La vieille sorcière le regarda au dessus de ses lunettes en demi-lune. Elle lui rappelait étrangement Dumbledore et Rogue en vint à se demander si ce n'était pas une caractéristique des Gryffondors de croire qu'ils pouvaient tout obtenir sans rien offrir en échange mais il n'en dit rien.
« Vous avez sans doute vu l'état du château... »
« J'ai cru constater qu'il n'était pas dans sa meilleure forme. » réplique le Serpentard. C'était un euphémisme devant l'état de dévastation du lieu.
« J'aurais souhaité que vous fassiez un état des lieux de vos salles de potions : dégâts matériels, gros œuvres, fioles, chaudrons, besoin en ingrédients ; pour que nous puissions tenter d'accueillir les élèves dans les meilleures conditions possibles. »
Il avait hoché la tête, emporté les kilomètres de parchemins et d'enveloppes ainsi que le sceau de l'école, les plumes, et l'encre verte ; puis il était descendu dans ses cachots.
Le Hall d'entrée et la plupart des gros axes de circulation de l'école avaient déjà été dégagés des débris, les elfes de maison faisaient un travail remarquable depuis plusieurs mois, à n'en pas douter. Mais, dès qu'il commença à s'enfoncer dans les profondeurs des cachots, il ne put que constater l'étendue des dégâts.

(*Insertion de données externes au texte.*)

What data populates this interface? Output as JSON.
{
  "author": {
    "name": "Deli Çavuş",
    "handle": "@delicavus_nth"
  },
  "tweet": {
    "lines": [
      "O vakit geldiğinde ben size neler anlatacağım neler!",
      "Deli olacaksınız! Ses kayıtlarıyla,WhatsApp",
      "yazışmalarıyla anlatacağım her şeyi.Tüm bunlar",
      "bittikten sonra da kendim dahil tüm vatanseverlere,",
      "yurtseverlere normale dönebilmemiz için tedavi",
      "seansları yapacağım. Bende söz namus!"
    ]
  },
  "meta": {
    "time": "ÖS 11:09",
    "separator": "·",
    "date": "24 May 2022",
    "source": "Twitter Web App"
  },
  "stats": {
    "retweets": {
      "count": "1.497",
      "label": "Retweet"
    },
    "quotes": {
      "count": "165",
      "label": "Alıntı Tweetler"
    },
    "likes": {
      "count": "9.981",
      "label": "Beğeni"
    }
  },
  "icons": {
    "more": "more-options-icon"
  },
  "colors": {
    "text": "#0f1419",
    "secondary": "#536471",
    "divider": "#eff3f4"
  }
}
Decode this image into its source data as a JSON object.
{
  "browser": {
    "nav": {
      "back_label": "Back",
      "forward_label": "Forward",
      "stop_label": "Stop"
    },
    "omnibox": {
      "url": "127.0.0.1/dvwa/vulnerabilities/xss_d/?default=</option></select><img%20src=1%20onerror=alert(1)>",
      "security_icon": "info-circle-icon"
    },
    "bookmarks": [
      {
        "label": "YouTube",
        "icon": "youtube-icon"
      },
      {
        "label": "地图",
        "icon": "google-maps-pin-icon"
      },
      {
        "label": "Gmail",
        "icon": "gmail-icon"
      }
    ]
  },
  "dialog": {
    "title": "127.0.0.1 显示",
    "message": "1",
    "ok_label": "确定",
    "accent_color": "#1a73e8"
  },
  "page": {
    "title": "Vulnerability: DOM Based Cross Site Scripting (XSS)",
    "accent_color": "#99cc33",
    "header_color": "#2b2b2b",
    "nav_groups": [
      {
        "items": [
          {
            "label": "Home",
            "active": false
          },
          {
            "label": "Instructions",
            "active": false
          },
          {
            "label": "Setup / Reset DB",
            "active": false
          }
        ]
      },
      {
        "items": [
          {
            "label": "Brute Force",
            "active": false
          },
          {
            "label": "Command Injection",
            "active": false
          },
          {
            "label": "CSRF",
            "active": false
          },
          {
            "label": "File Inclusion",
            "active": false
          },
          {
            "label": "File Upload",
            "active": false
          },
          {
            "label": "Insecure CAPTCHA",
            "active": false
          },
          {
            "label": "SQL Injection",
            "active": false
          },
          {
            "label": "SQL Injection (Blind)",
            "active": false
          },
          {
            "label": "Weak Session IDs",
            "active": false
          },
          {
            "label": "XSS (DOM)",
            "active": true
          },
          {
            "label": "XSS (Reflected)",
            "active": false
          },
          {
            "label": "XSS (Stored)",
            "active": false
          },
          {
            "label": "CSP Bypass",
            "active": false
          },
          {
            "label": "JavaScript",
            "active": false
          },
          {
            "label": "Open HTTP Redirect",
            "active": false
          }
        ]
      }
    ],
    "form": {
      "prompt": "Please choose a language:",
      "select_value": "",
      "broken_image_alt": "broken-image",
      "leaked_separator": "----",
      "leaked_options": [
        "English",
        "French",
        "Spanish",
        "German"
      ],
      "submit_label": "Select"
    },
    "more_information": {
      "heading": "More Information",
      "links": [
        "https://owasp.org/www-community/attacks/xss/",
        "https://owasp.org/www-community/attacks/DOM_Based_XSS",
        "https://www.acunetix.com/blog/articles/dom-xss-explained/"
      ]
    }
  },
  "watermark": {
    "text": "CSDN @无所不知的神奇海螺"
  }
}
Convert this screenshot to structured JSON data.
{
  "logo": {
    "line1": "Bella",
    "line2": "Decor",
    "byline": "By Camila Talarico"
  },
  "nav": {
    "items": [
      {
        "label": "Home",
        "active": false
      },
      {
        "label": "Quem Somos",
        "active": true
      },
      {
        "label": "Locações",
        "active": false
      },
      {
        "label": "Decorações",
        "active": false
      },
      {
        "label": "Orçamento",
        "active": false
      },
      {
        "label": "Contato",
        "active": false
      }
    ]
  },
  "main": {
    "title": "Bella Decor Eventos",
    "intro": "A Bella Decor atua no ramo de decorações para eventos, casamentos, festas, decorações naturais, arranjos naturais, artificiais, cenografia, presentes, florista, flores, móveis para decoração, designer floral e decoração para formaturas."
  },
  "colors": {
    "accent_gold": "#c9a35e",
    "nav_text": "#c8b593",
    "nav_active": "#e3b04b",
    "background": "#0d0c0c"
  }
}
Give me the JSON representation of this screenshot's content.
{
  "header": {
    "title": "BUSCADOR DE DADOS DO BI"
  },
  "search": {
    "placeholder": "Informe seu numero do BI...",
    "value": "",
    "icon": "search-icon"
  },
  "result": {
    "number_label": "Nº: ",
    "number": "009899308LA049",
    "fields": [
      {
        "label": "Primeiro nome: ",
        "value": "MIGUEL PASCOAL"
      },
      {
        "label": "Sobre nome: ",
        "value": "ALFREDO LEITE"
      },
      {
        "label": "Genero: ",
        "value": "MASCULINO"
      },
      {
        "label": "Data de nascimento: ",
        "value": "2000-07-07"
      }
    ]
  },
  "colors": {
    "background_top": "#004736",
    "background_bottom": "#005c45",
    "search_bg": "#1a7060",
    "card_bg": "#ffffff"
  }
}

Les couloirs étaient jonchés d'éclats de pierres, parfois de verre, ou de fer. Il voyait les supports des torches sur le sol. Quelques gargouilles et autres armures gisaient encore dans certains coins, attendant qu'on vienne recoller les morceaux.
Enfin, il arriva dans ce qui avait été ses quartiers, puis ceux du professeur Slughorn les deux années précédentes.
Ici aussi, la bataille avait fait des dégâts, mais c'était minime. Rogue s'approcha de ce qui avait été un bureau et pointa sa baguette dessus : « Reparo ». Les bouts de bois reformèrent un meuble et il posa tout l'attirail que lui avait donné McGonagall dessus avant de regarder la pièce.
Il soupira en regardant ce qui restait de la plupart des meubles. Il allait devoir passer sa soirée à les réparer pour rendre l'endroit confortable mais d'abord il devait... Oui, d'abord il devait faire les lettres pour les élèves puisqu'il semblait que Minerva doutait de sa capacité à y parvenir.
Il installa les parchemins, l'encrier et les enveloppes soigneusement puis il posa la plume sur la pile et pointa sa baguette magique dessus. La plume tressauta puis alla se tremper dans l'encrier avant de commencer à rédiger la première des lettres dans une écriture petite et serrée, mais lisible : il faisait un effort pour que ses pattes de mouche habituelles soient un peu plus propres qu'à la normale. Il sourit, satisfait, avant de se replonger dans le cœur de son problème : remettre en état son vieux bureau qu'il avait mis plusieurs années à mettre totalement à son goût : noir, sombre, et sinistre. Le but était de rendre l'endroit habitable en attendant de refaire son propre appartement et ses salles de potions.
Le lendemain il avait remonté ses couloirs pour se rendre au bureau de la directrice et lui faire son rapport.
« Il semble que les cachots aient échappé à l'hécatombe globale du château. Du moins en terme de murs. La plupart du matériel devra être racheté, ce qui implique de gros frais pour certains ingrédients... » annonça-t-il au Professeur McGonagall – il était hors de question de l'appeler directrice alors qu'elle enseignait toujours les métamorphoses – droit comme un « i » devant le bureau qu'il avait occupé quelques mois. « Je vous ai fait une liste. » Il sortit de sa poche un parchemin et le posa sur son bureau. « Par ailleurs voici les lettres pour les futurs élèves. » Il agita sa baguette et les enveloppes apparurent. « Il ne reste qu'à les poster. »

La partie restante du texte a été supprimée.